El segundo gigante que enfrentamos como iglesia es el
temor. En el caso de éste pueblo, el temor de las
ciudades fortificadas, el temor de los habitantes, el
temor de los gigantes fue mucho mayor que la promesa de
Dios. Éste pueblo se vio como "langostas", se
vieron mucho inferior a ellos, se vieron
insignificantes. Nosotros en muchas ocasiones hacemos
igual, en vez de ver los problemas o situaciones como
insignificantes en los ojos de Dios, vemos los problemas
y situaciones como gigantes que nos causan temor. Esto
es algo que sucede porque nosotros medimos los
obstáculos contra nuestra propia fuerza y habilidad en
vez de concentrarnos en el poder de nuestro Dios. Estos
hombres llegaron a ver la tierra prometida, la tierra
que fluía con leche y miel como la "tierra que traga
a sus moradores". En vez de ver la tierra como lo
que era, la promesa y bendición de Dios, la vieron como
una maldición que acabaría con ellos. Esto es una gran
diferencia ¿verdad? Pero el temor causa esto mismo, el
temor causa que veamos las cosas completamente opuestas
a lo que son. El temor causa que no veamos las
bendiciones. Pero recordemos que el temor no es de
Dios. Esto es algo que queda bien claro en
2 Timoteo 1:7 cuando
leemos “Porque no nos ha dado Dios espíritu de
cobardía, sino de poder, de amor y de dominio propio.”

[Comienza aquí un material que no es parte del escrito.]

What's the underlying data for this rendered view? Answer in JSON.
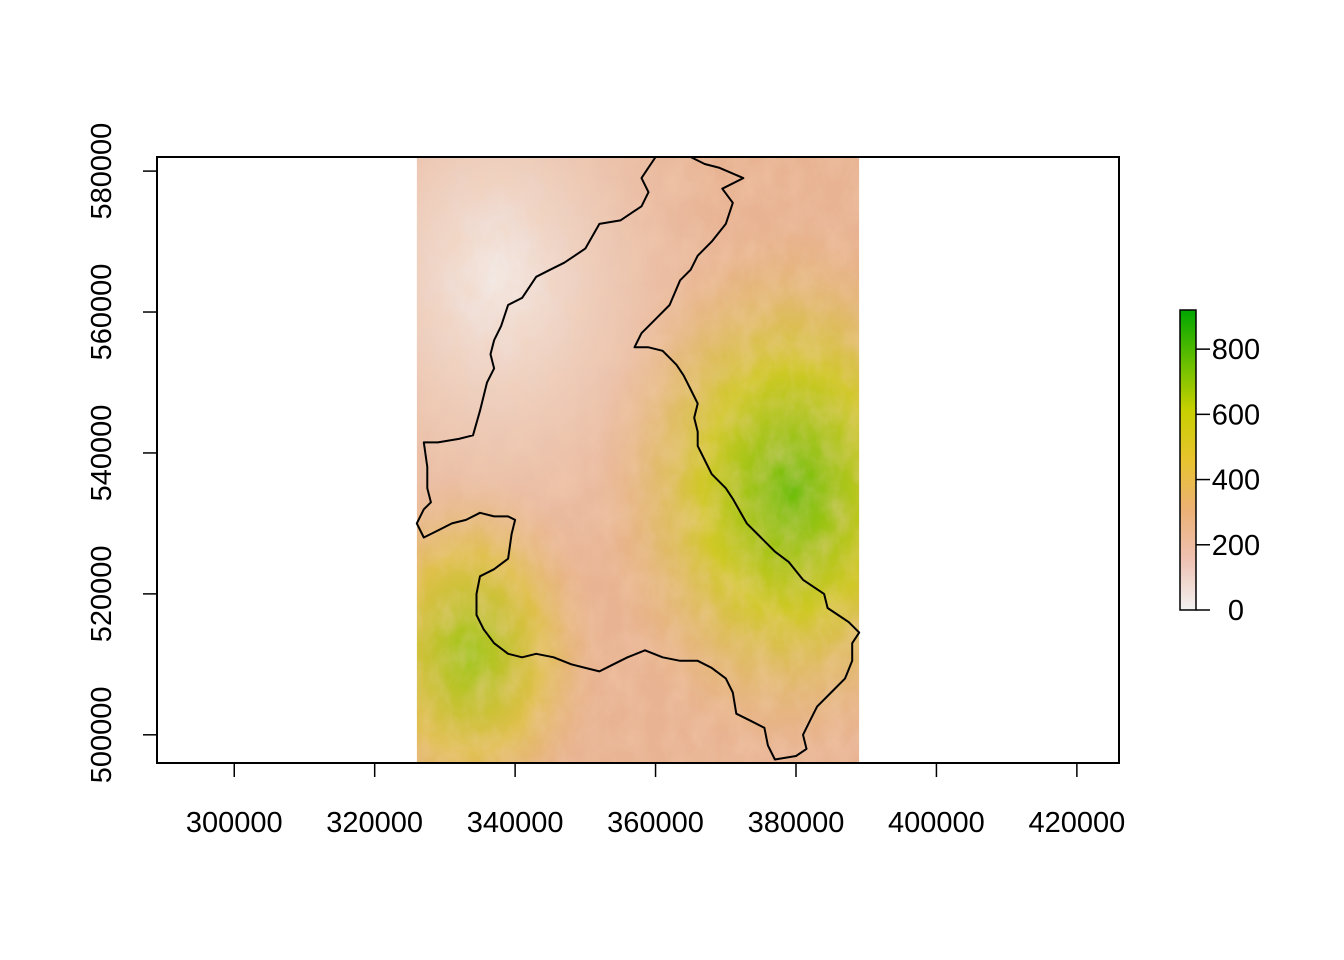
{
  "chart_data": {
    "type": "heatmap",
    "title": "",
    "xlabel": "",
    "ylabel": "",
    "xlim": [
      289000,
      426000
    ],
    "ylim": [
      496000,
      582000
    ],
    "x_ticks": [
      {
        "value": 300000,
        "label": "300000"
      },
      {
        "value": 320000,
        "label": "320000"
      },
      {
        "value": 340000,
        "label": "340000"
      },
      {
        "value": 360000,
        "label": "360000"
      },
      {
        "value": 380000,
        "label": "380000"
      },
      {
        "value": 400000,
        "label": "400000"
      },
      {
        "value": 420000,
        "label": "420000"
      }
    ],
    "y_ticks": [
      {
        "value": 500000,
        "label": "500000"
      },
      {
        "value": 520000,
        "label": "520000"
      },
      {
        "value": 540000,
        "label": "540000"
      },
      {
        "value": 560000,
        "label": "560000"
      },
      {
        "value": 580000,
        "label": "580000"
      }
    ],
    "raster_extent": {
      "xmin": 326000,
      "xmax": 389000,
      "ymin": 496000,
      "ymax": 582000
    },
    "legend": {
      "position": "right",
      "zlim": [
        0,
        920
      ],
      "ticks": [
        {
          "value": 0,
          "label": "0"
        },
        {
          "value": 200,
          "label": "200"
        },
        {
          "value": 400,
          "label": "400"
        },
        {
          "value": 600,
          "label": "600"
        },
        {
          "value": 800,
          "label": "800"
        }
      ],
      "colors": [
        "#F2F2F2",
        "#EFC2B3",
        "#ECB176",
        "#E8C32E",
        "#C7D000",
        "#63BE00",
        "#00A600"
      ]
    },
    "boundary_outline": [
      [
        360000,
        582000
      ],
      [
        359000,
        580500
      ],
      [
        358000,
        579000
      ],
      [
        359000,
        577000
      ],
      [
        358000,
        575000
      ],
      [
        355000,
        573000
      ],
      [
        352000,
        572500
      ],
      [
        350000,
        569000
      ],
      [
        347000,
        567000
      ],
      [
        345000,
        566000
      ],
      [
        343000,
        565000
      ],
      [
        341000,
        562000
      ],
      [
        339000,
        561000
      ],
      [
        338000,
        558000
      ],
      [
        337000,
        556000
      ],
      [
        336500,
        554000
      ],
      [
        337000,
        552000
      ],
      [
        336000,
        550000
      ],
      [
        335000,
        546000
      ],
      [
        334000,
        542500
      ],
      [
        332000,
        542000
      ],
      [
        329000,
        541500
      ],
      [
        327000,
        541500
      ],
      [
        327500,
        538000
      ],
      [
        327500,
        535000
      ],
      [
        328000,
        533000
      ],
      [
        327000,
        532000
      ],
      [
        326000,
        530000
      ],
      [
        327000,
        528000
      ],
      [
        329000,
        529000
      ],
      [
        331000,
        530000
      ],
      [
        333000,
        530500
      ],
      [
        335000,
        531500
      ],
      [
        337000,
        531000
      ],
      [
        339000,
        531000
      ],
      [
        340000,
        530500
      ],
      [
        339500,
        528500
      ],
      [
        339000,
        525000
      ],
      [
        337000,
        523500
      ],
      [
        335000,
        522500
      ],
      [
        334500,
        520000
      ],
      [
        334500,
        517000
      ],
      [
        335500,
        515000
      ],
      [
        337000,
        513000
      ],
      [
        339000,
        511500
      ],
      [
        341000,
        511000
      ],
      [
        343000,
        511500
      ],
      [
        345500,
        511000
      ],
      [
        348000,
        510000
      ],
      [
        350000,
        509500
      ],
      [
        352000,
        509000
      ],
      [
        354000,
        510000
      ],
      [
        356000,
        511000
      ],
      [
        358500,
        512000
      ],
      [
        361000,
        511000
      ],
      [
        363500,
        510500
      ],
      [
        366000,
        510500
      ],
      [
        368000,
        509500
      ],
      [
        370000,
        508000
      ],
      [
        371000,
        506000
      ],
      [
        371500,
        503000
      ],
      [
        373500,
        502000
      ],
      [
        375500,
        501000
      ],
      [
        376000,
        498500
      ],
      [
        377000,
        496500
      ],
      [
        380000,
        497000
      ],
      [
        381500,
        498000
      ],
      [
        381000,
        500000
      ],
      [
        382000,
        502000
      ],
      [
        383000,
        504000
      ],
      [
        385000,
        506000
      ],
      [
        387000,
        508000
      ],
      [
        388000,
        510500
      ],
      [
        388000,
        513000
      ],
      [
        389000,
        514500
      ],
      [
        387500,
        516000
      ],
      [
        386000,
        517000
      ],
      [
        384500,
        518000
      ],
      [
        384000,
        520000
      ],
      [
        381000,
        522000
      ],
      [
        379000,
        524500
      ],
      [
        377000,
        526000
      ],
      [
        375000,
        528000
      ],
      [
        373000,
        530000
      ],
      [
        371000,
        533500
      ],
      [
        370000,
        535000
      ],
      [
        368000,
        537000
      ],
      [
        367000,
        539000
      ],
      [
        366000,
        541000
      ],
      [
        366000,
        543000
      ],
      [
        365500,
        545000
      ],
      [
        366000,
        547000
      ],
      [
        365000,
        549000
      ],
      [
        364000,
        551000
      ],
      [
        363000,
        552500
      ],
      [
        362000,
        553500
      ],
      [
        361000,
        554500
      ],
      [
        359000,
        555000
      ],
      [
        357000,
        555000
      ],
      [
        358000,
        557000
      ],
      [
        360000,
        559000
      ],
      [
        362000,
        561000
      ],
      [
        363500,
        564500
      ],
      [
        365000,
        566000
      ],
      [
        366000,
        568000
      ],
      [
        368000,
        570000
      ],
      [
        370000,
        572500
      ],
      [
        371000,
        575500
      ],
      [
        369500,
        577500
      ],
      [
        372500,
        579000
      ],
      [
        369000,
        580500
      ],
      [
        367000,
        581000
      ],
      [
        365000,
        582000
      ],
      [
        360000,
        582000
      ]
    ]
  }
}
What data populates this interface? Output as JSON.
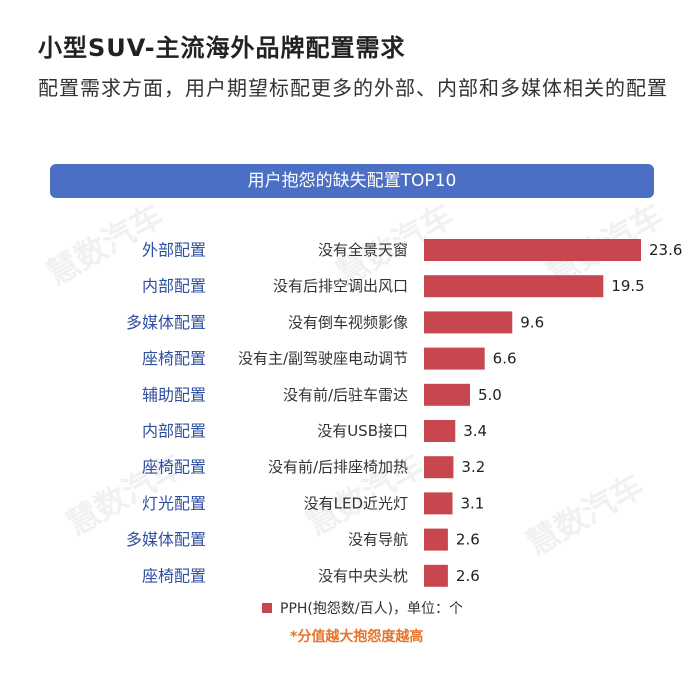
{
  "title": "小型SUV-主流海外品牌配置需求",
  "subtitle": "配置需求方面，用户期望标配更多的外部、内部和多媒体相关的配置",
  "banner": "用户抱怨的缺失配置TOP10",
  "legend_label": "PPH(抱怨数/百人)，单位：个",
  "note": "*分值越大抱怨度越高",
  "watermark": "慧数汽车",
  "colors": {
    "bar": "#c8474e",
    "category_text": "#2f4fa0",
    "banner": "#4a6fc4",
    "note": "#e8742a"
  },
  "chart_data": {
    "type": "bar",
    "orientation": "horizontal",
    "categories": [
      "外部配置",
      "内部配置",
      "多媒体配置",
      "座椅配置",
      "辅助配置",
      "内部配置",
      "座椅配置",
      "灯光配置",
      "多媒体配置",
      "座椅配置"
    ],
    "labels": [
      "没有全景天窗",
      "没有后排空调出风口",
      "没有倒车视频影像",
      "没有主/副驾驶座电动调节",
      "没有前/后驻车雷达",
      "没有USB接口",
      "没有前/后排座椅加热",
      "没有LED近光灯",
      "没有导航",
      "没有中央头枕"
    ],
    "values": [
      23.6,
      19.5,
      9.6,
      6.6,
      5.0,
      3.4,
      3.2,
      3.1,
      2.6,
      2.6
    ],
    "value_labels": [
      "23.6",
      "19.5",
      "9.6",
      "6.6",
      "5.0",
      "3.4",
      "3.2",
      "3.1",
      "2.6",
      "2.6"
    ],
    "series": [
      {
        "name": "PPH(抱怨数/百人)，单位：个",
        "values": [
          23.6,
          19.5,
          9.6,
          6.6,
          5.0,
          3.4,
          3.2,
          3.1,
          2.6,
          2.6
        ]
      }
    ],
    "xlim": [
      0,
      23.6
    ],
    "grid": false,
    "legend": "bottom"
  }
}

El temor es un gigante que busca detener que recibamos
las bendiciones de Dios.
Para concluir.
Ahora pregunto, ¿cómo vemos las cosas? Cuándo miramos y
examinamos nuestra vida, ¿vemos a los gigantes o vemos
el poder de Dios? Cuándo miramos hacia nuestro futuro,
¿estamos en camino hacia la tierra prometida o estamos
perdidos en el desierto? No podemos permitir ser
guiados en dirección contraria a Dios. Nosotros somos el
pueblo de Dios y fuimos liberados de la esclavitud;
fíjense bien lo que nos dice la Palabra en
1 Pedro 2:9 cuando
leemos, “Mas vosotros sois linaje escogido, real
sacerdocio, nación santa, pueblo adquirido por Dios,
para que anunciéis las virtudes de aquel que os llamó de
las tinieblas a su luz admirable.” Hermanos, no
podemos permitirle al demonio que nos desvié de nuestro
caminar. En éste mundo tendremos que enfrentarnos a
gigantes, tendremos que confrontar situaciones
difíciles, pero siempre debemos recordar que Dios así lo
permite para refinarnos y probar cuan fuerte es nuestra
fe. Por eso te digo en el día de hoy que al verte
confrontado con tribulaciones o problemas, no le digas a
Dios cuan grande son tus problemas, sino dile a tus
problemas cuan grande es nuestro Dios.